NASHVILLE, Tenn. — There are 200 people already approved for housing through federal vouchers that can't get into units because there's none available.
Nashville's homeless problem is, in part, about a lack of space. There are 200 people approved for Section 8 housing. However, the wait times to get an apartment can be as long as eight months or more.
Metro has difficulty convincing landlords to participate in the voucher program, even with incentives to do so.
However, there's one developer who said it's one of the best parts about his portfolio.
"It's more of a low risk high yield margin as part of the business," said Waddell Wright of W. Wright & Company.
Wright operates all kinds of housing across the state, from low to high income people.
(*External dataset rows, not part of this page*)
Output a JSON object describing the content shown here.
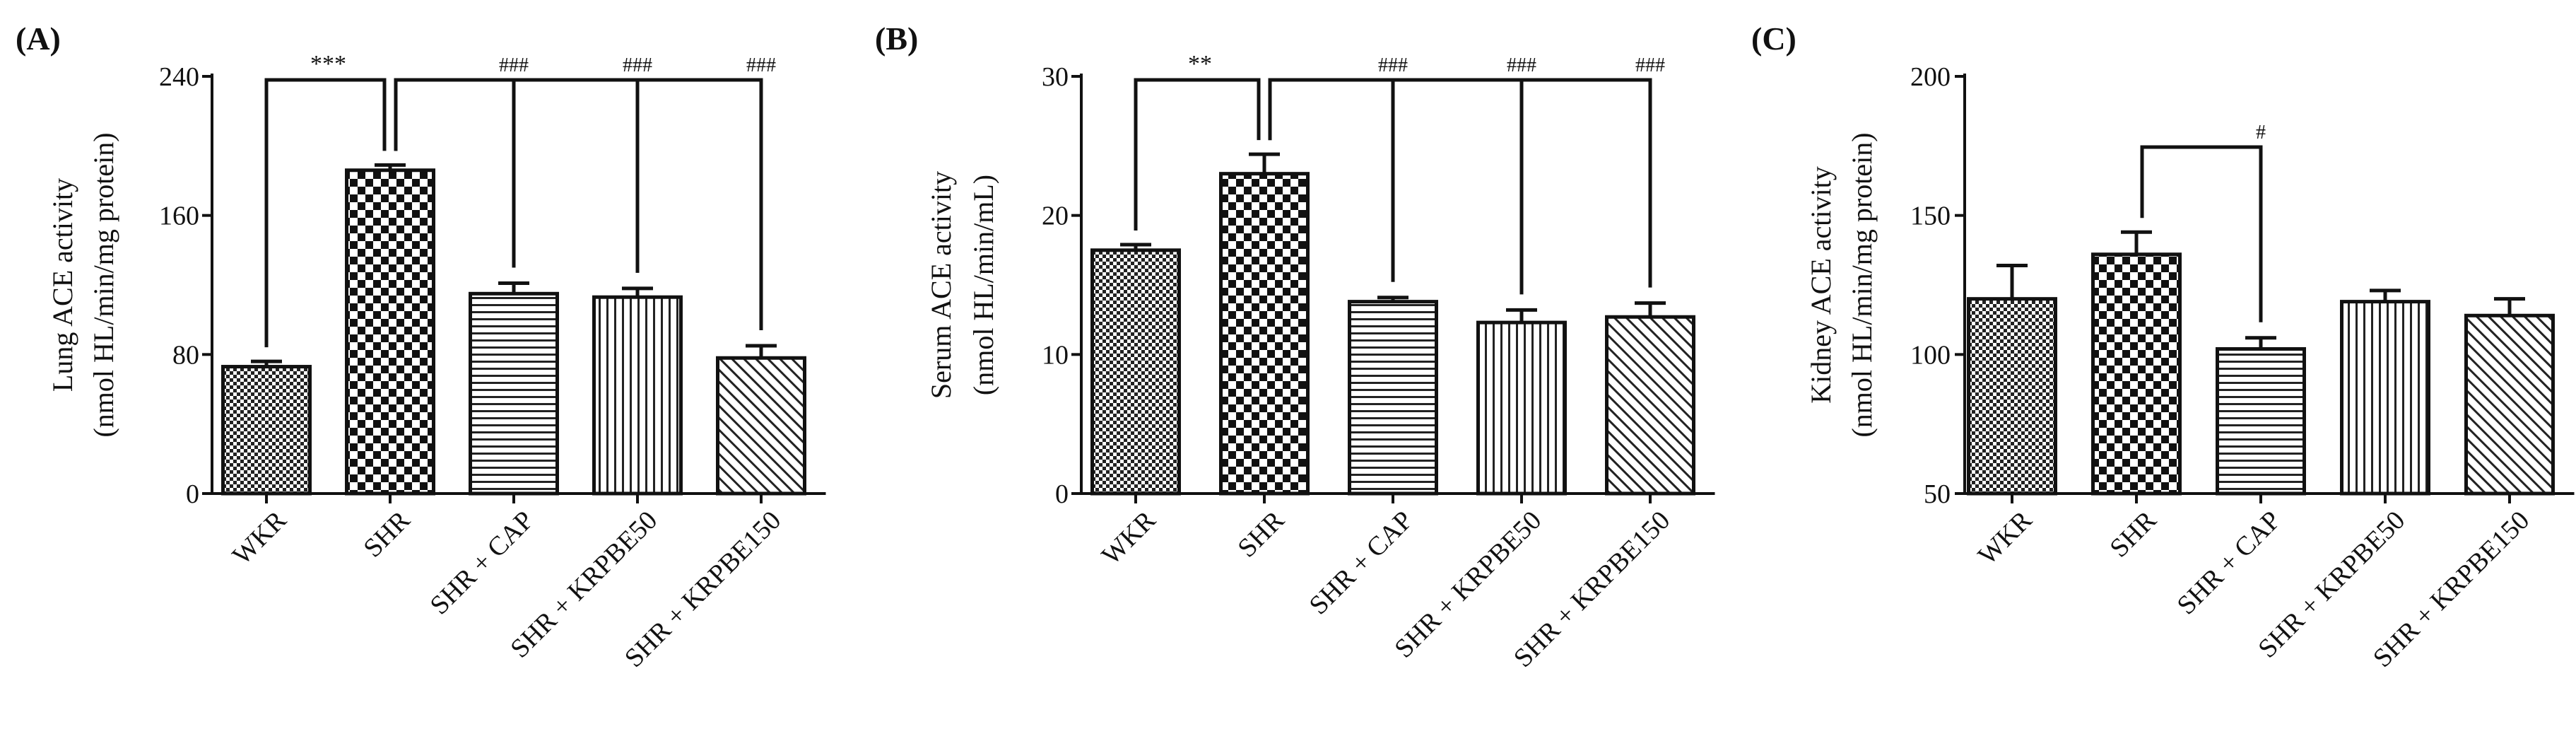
{
  "chart_data": [
    {
      "type": "bar",
      "panel": "(A)",
      "ylabel_line1": "Lung ACE activity",
      "ylabel_line2": "(nmol HL/min/mg protein)",
      "ylim": [
        0,
        240
      ],
      "yticks": [
        0,
        80,
        160,
        240
      ],
      "categories": [
        "WKR",
        "SHR",
        "SHR + CAP",
        "SHR + KRPBE50",
        "SHR + KRPBE150"
      ],
      "values": [
        73,
        186,
        115,
        113,
        78
      ],
      "errors": [
        3,
        3,
        6,
        5,
        7
      ],
      "patterns": [
        "fine-check",
        "check",
        "hlines",
        "vlines",
        "diag"
      ],
      "significance": [
        {
          "from": 0,
          "to": 1,
          "label": "***"
        },
        {
          "from": 1,
          "to": 2,
          "label": "###"
        },
        {
          "from": 1,
          "to": 3,
          "label": "###"
        },
        {
          "from": 1,
          "to": 4,
          "label": "###"
        }
      ]
    },
    {
      "type": "bar",
      "panel": "(B)",
      "ylabel_line1": "Serum ACE activity",
      "ylabel_line2": "(nmol HL/min/mL)",
      "ylim": [
        0,
        30
      ],
      "yticks": [
        0,
        10,
        20,
        30
      ],
      "categories": [
        "WKR",
        "SHR",
        "SHR + CAP",
        "SHR + KRPBE50",
        "SHR + KRPBE150"
      ],
      "values": [
        17.5,
        23,
        13.8,
        12.3,
        12.7
      ],
      "errors": [
        0.4,
        1.4,
        0.3,
        0.9,
        1.0
      ],
      "patterns": [
        "fine-check",
        "check",
        "hlines",
        "vlines",
        "diag"
      ],
      "significance": [
        {
          "from": 0,
          "to": 1,
          "label": "**"
        },
        {
          "from": 1,
          "to": 2,
          "label": "###"
        },
        {
          "from": 1,
          "to": 3,
          "label": "###"
        },
        {
          "from": 1,
          "to": 4,
          "label": "###"
        }
      ]
    },
    {
      "type": "bar",
      "panel": "(C)",
      "ylabel_line1": "Kidney ACE activity",
      "ylabel_line2": "(nmol HL/min/mg protein)",
      "ylim": [
        50,
        200
      ],
      "yticks": [
        50,
        100,
        150,
        200
      ],
      "categories": [
        "WKR",
        "SHR",
        "SHR + CAP",
        "SHR + KRPBE50",
        "SHR + KRPBE150"
      ],
      "values": [
        120,
        136,
        102,
        119,
        114
      ],
      "errors": [
        12,
        8,
        4,
        4,
        6
      ],
      "patterns": [
        "fine-check",
        "check",
        "hlines",
        "vlines",
        "diag"
      ],
      "significance": [
        {
          "from": 1,
          "to": 2,
          "label": "#"
        }
      ]
    }
  ]
}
He said he likes having Section 8 housing available, not only because morally he feels like it's the right thing to do, but because the voucher money is guaranteed every month.
During the pandemic he said other properties have had people not paying for up to a full year.
He said he's heard people say they worry about getting bad tenants.
"I've had some really good tenants on the Section 8 program," said Wright. "There's bad ones every where you go. I've had bad rich people, I've have bad middle class people, I've had bad low income people."
While he said he know he could simply improve the three complexes he currently manages, it's helpful to the city. Also, the tenants have to be clean of drugs and alcohol to be a part of the program.
He also thinks part of the problem is Nashville's popular real estate market.
"I think it's just the market. There's not enough properties out there to be had," he said. "We're a tourist city. And every weekend there's planes full of people coming to party and drink and listen to music. That's competing with a lot of our housing stock."